Toplantıya ilgisizliğe de çok çok üzüldüm.
Ücretsiz konserleri onbinlerce kişinin izlemiş olması ise, belli ki özellikle gençlere bir nefes aldırdı.
Festivalin gerek belediyedeki görevlileri, gerekse hizmet aldıkları şirketlerin heyecan ve özverisi umarım gelecek yıllardaki festivallere deneyim olarak yansır, daha görkemli ve kente yararlı etkinlikler sağlanabilir.

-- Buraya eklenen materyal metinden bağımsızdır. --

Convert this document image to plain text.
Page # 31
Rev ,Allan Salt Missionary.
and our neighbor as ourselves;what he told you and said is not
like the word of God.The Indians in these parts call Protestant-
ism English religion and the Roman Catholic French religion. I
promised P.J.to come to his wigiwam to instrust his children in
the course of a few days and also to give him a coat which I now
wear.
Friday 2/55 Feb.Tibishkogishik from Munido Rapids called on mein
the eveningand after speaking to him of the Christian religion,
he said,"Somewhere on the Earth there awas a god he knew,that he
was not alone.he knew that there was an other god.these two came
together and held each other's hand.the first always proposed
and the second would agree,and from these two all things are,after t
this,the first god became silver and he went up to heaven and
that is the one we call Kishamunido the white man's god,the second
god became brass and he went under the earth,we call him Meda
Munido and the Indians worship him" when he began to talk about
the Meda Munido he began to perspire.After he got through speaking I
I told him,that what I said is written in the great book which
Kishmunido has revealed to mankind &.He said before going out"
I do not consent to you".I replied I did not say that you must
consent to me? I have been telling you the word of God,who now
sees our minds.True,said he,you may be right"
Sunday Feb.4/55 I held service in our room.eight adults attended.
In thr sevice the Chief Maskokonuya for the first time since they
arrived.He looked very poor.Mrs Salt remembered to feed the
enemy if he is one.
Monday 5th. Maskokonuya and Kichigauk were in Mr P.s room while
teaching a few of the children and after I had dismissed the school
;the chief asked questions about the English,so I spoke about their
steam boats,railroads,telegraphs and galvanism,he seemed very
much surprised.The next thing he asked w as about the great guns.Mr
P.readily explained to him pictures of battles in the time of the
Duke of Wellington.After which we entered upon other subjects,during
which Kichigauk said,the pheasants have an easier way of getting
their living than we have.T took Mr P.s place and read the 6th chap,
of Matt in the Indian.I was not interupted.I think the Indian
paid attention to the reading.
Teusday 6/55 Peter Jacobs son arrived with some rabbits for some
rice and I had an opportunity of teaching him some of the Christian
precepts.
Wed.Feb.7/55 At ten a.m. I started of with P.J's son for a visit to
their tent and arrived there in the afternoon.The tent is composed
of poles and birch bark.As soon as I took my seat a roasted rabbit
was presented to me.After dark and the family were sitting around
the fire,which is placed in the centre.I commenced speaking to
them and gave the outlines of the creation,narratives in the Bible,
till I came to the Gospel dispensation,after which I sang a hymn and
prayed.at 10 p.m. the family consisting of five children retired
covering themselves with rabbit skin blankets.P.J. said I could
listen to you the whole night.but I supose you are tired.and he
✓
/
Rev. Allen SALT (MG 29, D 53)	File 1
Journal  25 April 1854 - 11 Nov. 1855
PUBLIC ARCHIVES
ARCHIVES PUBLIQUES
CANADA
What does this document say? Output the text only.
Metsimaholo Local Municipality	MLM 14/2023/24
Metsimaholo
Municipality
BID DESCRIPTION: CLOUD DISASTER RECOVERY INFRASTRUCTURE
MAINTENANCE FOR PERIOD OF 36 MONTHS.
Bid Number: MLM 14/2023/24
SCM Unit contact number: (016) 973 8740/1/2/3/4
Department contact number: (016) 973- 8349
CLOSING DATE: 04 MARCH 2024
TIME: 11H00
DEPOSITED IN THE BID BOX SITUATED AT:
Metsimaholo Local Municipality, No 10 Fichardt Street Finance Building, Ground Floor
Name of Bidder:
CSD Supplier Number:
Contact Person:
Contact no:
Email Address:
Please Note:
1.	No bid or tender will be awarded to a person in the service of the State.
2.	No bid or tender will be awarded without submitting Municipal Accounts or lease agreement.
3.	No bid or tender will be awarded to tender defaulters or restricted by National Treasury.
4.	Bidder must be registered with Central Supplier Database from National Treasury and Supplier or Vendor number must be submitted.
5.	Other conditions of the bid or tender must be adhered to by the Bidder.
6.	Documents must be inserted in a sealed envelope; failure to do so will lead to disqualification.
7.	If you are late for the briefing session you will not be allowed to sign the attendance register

Çokça mutlu olup keyif aldığımız festivalimizin yapılan harcamalar ve emeklere karşılık gelebilmesi için mesleğimiz gereği bilip gördüklerimizi en üst düzeyde yöneticilerimize anlatma olanağı da bulduğum için, sonraki yazımda kentin genel havası ile ilgili gözlemlerimi aktarmaya çalışacağım.
___________
ORHAN APAYDIN KİMDİR?
31 yaşına kadar kaldığı Malatya’da gazetecilik ve sunuculuk yaptı. Kentin gelişimini sağlayıcı yazı ve haberlerin yanısıra bizzat komite veya derneklerde görev aldı. Bu çalışmaları nedeniyle İnönü Üniversitesi’nin kuruluşu ve kayısı Festivali’nin 25’ncisinde onur ödülü, Malatya Rotary Kulübü’nün de Meslek Hizmet Ödülü’ne layık görüldü. Sonraki yıllarda gazetecilik mesleğini sürdürdüğü Adana’da ‘Adana’ya Yön Verenler’ listesindeki 25 kişi arasında yer verildi. Halen 72 yaşında ve Adana’daki Malatyalılar Derneği’nin başkanı.